Trump advierte a alcalde de Minneapolis sobre “jugar con fuego” tras su negativa a aplicar leyes migratorias federales

El alcalde de Minneapolis, Jacob Frey, se ha negado a implementar las leyes federales de inmigración en su ciudad, lo que ha generado una fuerte reacción del presidente de Estados Unidos, Donald Trump.

Durante la jornada del miércoles, Trump intensificó su crítica hacia Frey, advirtiendo que su negativa a colaborar con las autoridades federales en la aplicación de las leyes migratorias podría tener graves consecuencias legales. La controversia se desató cuando Frey, a través de la red social X, declaró que “no aplica ni aplicará las leyes federales de inmigración”. En respuesta, Trump escribió en su plataforma Truth Social: “¿Podría alguien de su círculo íntimo explicarle que esta afirmación constituye una violación muy grave de la ley y que está jugando con fuego?”

Frey, por su parte, defendió su postura, afirmando que el deber de la policía local es garantizar la seguridad de los ciudadanos y no hacer cumplir las leyes migratorias federales. Esta disputa se produce en un contexto de creciente tensión en Minneapolis, donde la comunidad se encuentra en estado de alerta tras la muerte de dos ciudadanos estadounidenses, Alex Pretti y Renee Good, en incidentes separados con agentes federales.

En un desarrollo relacionado, el Servicio de Inmigración y Control de Aduanas (ICE) anunció la suspensión de dos agentes involucrados en el caso de Pretti, quien fue abatido por diez disparos mientras estaba inmovilizado en el suelo.

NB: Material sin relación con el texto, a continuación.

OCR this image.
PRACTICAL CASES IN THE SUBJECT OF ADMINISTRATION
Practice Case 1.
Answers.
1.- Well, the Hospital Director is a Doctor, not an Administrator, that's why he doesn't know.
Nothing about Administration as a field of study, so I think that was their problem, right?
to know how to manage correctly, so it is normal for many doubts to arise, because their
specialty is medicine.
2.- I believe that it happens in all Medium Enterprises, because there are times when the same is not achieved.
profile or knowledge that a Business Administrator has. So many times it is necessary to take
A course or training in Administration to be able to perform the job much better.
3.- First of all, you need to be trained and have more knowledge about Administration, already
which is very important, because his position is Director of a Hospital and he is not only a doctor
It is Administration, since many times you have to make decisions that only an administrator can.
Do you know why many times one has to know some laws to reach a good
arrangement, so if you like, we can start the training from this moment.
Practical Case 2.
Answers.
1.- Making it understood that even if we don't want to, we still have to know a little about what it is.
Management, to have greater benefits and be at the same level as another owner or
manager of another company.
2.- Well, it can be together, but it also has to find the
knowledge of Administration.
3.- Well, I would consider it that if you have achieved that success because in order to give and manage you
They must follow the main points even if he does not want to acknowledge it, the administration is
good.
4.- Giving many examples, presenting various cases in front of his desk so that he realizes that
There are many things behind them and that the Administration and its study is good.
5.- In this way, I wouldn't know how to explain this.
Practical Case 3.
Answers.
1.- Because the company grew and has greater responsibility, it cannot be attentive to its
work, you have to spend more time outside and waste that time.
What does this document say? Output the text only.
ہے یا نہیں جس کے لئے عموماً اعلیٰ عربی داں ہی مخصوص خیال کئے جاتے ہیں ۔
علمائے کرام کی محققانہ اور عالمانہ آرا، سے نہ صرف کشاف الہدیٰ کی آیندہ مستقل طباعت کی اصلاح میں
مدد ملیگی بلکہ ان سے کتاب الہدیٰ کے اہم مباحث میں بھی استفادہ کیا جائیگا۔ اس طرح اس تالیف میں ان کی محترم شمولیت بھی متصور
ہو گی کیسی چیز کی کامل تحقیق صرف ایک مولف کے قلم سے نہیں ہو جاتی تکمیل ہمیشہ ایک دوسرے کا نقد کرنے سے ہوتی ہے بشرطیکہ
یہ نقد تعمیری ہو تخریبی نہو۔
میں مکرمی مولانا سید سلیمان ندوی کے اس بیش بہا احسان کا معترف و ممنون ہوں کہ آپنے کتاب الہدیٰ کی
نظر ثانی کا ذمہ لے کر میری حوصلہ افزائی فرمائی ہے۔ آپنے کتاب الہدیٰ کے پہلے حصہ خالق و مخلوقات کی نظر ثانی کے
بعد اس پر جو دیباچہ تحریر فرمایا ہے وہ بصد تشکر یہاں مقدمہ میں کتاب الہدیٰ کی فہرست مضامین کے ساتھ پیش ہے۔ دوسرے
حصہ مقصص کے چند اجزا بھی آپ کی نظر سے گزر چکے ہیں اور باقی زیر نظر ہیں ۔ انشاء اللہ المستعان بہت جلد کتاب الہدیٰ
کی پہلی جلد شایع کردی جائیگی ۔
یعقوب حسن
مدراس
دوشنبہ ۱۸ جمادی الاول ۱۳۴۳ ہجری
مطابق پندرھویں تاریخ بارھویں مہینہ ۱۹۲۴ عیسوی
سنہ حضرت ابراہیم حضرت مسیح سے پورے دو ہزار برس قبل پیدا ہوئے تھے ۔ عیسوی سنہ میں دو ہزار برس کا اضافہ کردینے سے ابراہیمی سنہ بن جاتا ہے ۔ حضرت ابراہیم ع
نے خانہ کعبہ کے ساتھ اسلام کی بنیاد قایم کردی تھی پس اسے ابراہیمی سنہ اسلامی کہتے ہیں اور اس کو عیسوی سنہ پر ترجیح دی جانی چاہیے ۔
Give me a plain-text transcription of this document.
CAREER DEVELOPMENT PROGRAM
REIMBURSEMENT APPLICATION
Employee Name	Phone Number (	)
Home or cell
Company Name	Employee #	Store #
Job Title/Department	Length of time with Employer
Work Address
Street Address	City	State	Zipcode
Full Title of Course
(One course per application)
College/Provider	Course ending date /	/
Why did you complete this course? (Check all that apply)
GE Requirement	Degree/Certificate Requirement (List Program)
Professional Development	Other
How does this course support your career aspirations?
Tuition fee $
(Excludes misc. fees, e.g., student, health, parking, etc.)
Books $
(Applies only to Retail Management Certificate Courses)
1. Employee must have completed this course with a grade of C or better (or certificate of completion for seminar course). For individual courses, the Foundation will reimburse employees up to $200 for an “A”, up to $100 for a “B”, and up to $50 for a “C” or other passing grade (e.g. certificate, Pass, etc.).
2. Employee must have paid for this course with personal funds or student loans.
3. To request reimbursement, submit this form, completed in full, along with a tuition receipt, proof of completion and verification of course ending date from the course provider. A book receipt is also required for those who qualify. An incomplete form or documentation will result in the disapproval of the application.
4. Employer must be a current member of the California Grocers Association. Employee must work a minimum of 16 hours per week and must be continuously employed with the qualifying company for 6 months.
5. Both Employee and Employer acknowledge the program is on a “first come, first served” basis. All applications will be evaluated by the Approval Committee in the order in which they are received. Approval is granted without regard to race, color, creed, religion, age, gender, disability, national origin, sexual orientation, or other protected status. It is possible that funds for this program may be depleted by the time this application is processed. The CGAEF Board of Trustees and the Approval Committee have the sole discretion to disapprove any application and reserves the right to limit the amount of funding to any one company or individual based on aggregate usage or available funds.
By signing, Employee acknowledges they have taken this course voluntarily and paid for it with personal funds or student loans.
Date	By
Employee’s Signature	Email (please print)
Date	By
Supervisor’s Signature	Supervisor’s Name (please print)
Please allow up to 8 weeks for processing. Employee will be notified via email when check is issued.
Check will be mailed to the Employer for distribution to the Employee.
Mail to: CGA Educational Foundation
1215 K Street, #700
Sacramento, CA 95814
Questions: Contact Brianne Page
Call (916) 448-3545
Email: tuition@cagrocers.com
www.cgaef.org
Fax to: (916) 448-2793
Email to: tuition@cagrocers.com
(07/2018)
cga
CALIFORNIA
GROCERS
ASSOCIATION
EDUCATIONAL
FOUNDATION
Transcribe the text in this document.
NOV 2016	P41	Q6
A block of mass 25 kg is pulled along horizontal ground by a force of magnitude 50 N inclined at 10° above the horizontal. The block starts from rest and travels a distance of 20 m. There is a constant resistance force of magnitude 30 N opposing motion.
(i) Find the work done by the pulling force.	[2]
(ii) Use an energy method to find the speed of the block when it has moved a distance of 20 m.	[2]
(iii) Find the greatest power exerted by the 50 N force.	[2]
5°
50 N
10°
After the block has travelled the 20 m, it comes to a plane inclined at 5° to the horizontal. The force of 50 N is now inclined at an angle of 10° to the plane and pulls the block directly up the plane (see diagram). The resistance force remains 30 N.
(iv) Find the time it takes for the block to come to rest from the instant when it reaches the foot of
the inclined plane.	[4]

Esta decisión se hizo pública en medio de un clima de críticas hacia las operaciones federales en la ciudad, que alberga a cerca de 400,000 habitantes.

La situación en Minneapolis refleja un conflicto más amplio sobre la política migratoria en Estados Unidos, donde las ciudades que optan por no colaborar con las autoridades federales enfrentan presiones significativas del gobierno federal. La postura de Frey ha sido respaldada por diversos sectores de la comunidad, que abogan por un enfoque más humano y menos punitivo hacia la inmigración.